Tomorrow I will begin actually cutting up the beef.

Our plans for a food processing shed would make everything a whole lot easier. We already have the shed, the problem lies in that we have filled it with all sorts of other stuff that must be stored out of the weather. So we need a new shed.

The final food shed will be our main processing area for the produce from the farm. We already have a large coldroom but will be adding at least one cheese fridge (set at 12.5 degrees Celsius), chest freezers, a large and deep sink as well as a kitchen sized sink for washing up, large draining boards, a stove and oven, and plenty of work benches and shelves for storage. Here we will process our beef, poultry, pigeon and pork. Process the dairy and make cheese, yoghourt and cream. Preserve fruit and vegetables. Brew booze. Extract honey and do whatever else is needed to keep ourselves in tucker.

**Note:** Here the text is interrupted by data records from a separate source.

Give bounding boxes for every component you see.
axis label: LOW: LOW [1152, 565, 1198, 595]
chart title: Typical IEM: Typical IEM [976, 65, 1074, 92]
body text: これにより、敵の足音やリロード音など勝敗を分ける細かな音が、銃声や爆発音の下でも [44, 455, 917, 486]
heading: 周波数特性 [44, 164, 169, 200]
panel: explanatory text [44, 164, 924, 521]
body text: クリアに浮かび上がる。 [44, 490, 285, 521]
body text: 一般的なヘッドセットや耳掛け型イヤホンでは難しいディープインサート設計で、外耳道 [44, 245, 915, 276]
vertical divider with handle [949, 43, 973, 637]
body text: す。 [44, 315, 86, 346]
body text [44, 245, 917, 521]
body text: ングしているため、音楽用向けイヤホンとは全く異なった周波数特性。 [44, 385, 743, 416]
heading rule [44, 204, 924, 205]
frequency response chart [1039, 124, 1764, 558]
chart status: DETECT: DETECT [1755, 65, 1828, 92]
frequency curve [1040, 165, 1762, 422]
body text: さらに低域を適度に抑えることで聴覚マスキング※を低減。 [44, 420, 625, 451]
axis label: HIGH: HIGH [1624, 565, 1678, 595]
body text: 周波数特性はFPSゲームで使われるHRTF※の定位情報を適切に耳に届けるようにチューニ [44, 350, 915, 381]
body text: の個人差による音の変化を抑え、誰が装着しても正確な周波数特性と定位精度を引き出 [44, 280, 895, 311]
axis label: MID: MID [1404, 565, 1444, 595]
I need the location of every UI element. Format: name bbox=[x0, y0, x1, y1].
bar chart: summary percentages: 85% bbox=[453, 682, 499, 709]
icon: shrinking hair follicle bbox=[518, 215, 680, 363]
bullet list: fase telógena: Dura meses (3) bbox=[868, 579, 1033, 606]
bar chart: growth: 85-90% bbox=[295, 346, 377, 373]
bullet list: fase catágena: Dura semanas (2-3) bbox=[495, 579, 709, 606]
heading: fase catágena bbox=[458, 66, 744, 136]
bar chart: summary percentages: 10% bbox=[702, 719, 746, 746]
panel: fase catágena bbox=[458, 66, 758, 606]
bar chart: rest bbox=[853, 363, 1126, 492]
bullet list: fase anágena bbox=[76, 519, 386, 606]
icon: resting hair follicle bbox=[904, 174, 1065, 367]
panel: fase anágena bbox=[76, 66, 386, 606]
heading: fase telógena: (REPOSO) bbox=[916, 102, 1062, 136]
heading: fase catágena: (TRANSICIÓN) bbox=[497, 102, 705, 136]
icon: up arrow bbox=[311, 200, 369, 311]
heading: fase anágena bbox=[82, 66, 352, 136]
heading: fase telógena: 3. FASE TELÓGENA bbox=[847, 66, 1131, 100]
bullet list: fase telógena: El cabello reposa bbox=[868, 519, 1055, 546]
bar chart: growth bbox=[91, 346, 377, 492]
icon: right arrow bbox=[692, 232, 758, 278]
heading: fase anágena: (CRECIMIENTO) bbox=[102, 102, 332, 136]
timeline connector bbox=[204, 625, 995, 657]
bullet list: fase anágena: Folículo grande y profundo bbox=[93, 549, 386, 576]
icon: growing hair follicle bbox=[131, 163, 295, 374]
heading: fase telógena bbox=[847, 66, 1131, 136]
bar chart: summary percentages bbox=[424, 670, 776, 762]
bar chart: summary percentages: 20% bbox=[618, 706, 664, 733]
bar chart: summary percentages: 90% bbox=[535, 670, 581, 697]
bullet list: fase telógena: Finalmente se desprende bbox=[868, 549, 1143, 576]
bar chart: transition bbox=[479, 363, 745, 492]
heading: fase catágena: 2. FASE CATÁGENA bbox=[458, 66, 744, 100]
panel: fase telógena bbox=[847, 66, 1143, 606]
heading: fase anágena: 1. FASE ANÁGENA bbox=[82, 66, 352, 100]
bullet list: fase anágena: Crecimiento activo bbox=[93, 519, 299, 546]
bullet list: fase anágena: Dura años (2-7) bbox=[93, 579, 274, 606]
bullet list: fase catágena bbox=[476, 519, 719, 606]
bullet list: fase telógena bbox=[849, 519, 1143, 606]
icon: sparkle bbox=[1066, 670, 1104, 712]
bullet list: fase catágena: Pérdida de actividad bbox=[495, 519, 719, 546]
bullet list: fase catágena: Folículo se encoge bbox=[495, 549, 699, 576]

Now I realize this may sound like a tall order but we actually have almost all of the equipment we will need, we just need another shed so we can move my workshop out. So I like to think the end goal is close. We have begun clearing a space next door for the new shed although I still need a man with a big machine to come in and level it off properly. The new shed will be roughly 7 X 9 metres, a little larger than the food shed, and it will house my workshop (mostly my woodwork shop) in two thirds and have a closed store in the remaining third for garden tools. Along the front we will add a covered cement apron so we can get to the house in the wet season without getting too wet. I think it will also be a lovely place to sit out in the afternoon with some quiet work such as testing the quality of the latest brew.